SANDY SPRING, Md. (WUSA9) -- The Montgomery County County Executive has released a statement on the Old Farm Road property battle in Sandy Spring.
Friday, the Montgomery County Planning Board finally gave 11 African American families addresses, but it's still not guaranteeing they can get to them. The land has been with these families for generations. A group of Quaker abolitionists gave it to freed slaves. But about six years ago, the road that led to their land disappeared from county maps.
Now 11 of them have addresses, but still no road.
Monday, County Executive Ike Leggett releasd the following statement:
"I am pleased that the property owners along Old Farm Road have prevailed in their long quest to obtain addresses. Many of them who own land in this African American community have had to put their lives on hold and seen their plans to build homes upended simply because they were unable to secure addresses along the road that has served their properties since the late 1800s.

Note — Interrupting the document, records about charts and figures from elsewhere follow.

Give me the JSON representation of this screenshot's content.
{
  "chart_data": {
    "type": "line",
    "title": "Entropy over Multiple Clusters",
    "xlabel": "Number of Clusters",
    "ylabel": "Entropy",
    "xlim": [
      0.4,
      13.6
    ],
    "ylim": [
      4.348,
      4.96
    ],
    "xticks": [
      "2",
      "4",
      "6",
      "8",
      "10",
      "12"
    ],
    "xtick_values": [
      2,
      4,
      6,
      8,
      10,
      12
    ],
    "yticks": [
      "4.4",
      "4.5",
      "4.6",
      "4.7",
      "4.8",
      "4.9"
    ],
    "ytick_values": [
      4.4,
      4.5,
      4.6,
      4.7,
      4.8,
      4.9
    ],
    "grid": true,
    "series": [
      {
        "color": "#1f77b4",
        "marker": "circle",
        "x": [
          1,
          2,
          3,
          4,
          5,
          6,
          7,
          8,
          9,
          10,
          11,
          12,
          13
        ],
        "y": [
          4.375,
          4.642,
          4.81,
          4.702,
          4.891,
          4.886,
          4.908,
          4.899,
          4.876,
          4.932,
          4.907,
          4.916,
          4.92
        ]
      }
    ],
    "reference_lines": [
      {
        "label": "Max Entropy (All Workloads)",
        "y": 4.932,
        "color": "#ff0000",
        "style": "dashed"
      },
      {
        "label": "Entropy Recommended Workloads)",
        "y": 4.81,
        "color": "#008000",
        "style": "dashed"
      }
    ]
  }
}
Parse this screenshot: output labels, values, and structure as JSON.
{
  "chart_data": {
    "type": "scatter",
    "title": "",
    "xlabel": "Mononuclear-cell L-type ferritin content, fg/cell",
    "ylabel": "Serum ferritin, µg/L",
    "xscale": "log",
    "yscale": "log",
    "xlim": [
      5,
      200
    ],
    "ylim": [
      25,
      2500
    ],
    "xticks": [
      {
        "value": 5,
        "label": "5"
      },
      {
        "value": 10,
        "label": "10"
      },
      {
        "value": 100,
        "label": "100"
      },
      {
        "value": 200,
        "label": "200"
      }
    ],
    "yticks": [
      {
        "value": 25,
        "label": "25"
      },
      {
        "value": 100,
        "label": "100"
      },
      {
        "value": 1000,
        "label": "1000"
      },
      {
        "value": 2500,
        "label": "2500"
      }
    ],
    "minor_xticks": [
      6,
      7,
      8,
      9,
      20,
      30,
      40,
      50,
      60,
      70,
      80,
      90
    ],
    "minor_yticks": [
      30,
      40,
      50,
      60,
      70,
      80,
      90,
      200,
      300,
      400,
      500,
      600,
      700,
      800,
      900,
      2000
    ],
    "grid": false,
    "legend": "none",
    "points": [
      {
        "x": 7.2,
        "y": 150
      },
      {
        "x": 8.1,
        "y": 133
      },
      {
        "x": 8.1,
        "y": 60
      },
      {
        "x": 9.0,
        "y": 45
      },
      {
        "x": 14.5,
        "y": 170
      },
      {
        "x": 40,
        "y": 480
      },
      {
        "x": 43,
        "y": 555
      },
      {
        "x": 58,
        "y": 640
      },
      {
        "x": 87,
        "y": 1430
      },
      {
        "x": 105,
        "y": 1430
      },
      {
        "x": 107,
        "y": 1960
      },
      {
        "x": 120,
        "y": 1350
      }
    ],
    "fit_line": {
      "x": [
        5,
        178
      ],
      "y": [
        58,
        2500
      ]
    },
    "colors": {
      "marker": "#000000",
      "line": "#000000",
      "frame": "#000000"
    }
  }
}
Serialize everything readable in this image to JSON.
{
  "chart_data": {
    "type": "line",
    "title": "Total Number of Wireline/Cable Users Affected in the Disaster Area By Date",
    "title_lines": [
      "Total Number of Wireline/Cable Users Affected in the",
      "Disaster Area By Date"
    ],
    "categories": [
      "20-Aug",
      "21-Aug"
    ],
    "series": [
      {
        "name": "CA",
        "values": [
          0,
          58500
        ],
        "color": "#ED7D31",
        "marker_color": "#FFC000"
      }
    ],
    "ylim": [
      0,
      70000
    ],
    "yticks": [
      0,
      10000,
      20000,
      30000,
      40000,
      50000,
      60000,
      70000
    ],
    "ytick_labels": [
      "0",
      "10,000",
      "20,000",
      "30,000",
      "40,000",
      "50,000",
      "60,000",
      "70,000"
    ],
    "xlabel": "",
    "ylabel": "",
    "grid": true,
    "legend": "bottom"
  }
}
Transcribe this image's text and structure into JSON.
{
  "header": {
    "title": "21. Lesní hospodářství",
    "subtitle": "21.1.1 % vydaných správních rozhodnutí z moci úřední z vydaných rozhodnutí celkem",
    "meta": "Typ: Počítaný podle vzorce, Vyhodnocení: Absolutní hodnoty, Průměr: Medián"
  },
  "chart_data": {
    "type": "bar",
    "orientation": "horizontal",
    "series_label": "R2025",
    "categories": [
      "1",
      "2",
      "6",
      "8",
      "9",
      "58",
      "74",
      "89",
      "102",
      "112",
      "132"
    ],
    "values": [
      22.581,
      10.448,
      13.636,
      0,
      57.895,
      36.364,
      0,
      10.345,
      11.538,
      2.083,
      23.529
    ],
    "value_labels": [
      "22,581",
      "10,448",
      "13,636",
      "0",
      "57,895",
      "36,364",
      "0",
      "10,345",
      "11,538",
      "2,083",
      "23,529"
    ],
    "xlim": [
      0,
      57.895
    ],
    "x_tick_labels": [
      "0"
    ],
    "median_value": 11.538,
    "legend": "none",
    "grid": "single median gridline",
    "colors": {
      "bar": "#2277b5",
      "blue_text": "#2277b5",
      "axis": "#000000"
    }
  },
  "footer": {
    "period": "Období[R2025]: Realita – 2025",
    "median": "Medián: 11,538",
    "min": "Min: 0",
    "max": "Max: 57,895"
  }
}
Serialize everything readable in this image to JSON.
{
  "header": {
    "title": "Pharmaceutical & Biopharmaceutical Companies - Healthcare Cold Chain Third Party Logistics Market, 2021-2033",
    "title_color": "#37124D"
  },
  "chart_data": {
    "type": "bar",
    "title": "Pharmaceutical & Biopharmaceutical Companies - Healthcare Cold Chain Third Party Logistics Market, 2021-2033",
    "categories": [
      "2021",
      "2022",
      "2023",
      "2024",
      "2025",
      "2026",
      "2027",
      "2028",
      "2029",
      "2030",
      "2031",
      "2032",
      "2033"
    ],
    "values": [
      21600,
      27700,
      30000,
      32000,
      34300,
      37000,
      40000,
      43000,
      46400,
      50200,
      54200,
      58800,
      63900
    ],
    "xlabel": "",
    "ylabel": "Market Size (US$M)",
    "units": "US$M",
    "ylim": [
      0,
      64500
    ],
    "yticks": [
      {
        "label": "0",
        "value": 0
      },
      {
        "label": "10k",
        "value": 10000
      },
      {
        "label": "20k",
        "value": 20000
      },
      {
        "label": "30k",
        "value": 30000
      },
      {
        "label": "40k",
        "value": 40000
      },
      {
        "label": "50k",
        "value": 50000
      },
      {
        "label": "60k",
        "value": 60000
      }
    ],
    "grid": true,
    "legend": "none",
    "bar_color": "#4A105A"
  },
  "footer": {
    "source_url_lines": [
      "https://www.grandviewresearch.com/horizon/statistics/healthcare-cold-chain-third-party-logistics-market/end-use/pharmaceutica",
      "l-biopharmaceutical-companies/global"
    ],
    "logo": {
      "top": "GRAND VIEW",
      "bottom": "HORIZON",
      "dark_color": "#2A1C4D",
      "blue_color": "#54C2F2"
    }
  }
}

"I am committed to working with all the property owners along Old Farm Road and want to assure them that that the County will assist them in their efforts to move forward. We will be meeting with members of the community over the next few weeks to outline the methodology for moving ahead.
"I also want to thank Delegate Aisha Braveboy, chair of the Legislative Black Caucus of Maryland, Councilmember Marc Elrich, Council President Nancy Navarro, and Senator Karen Montgomery, who joined me in advocating for these residents to obtain addresses."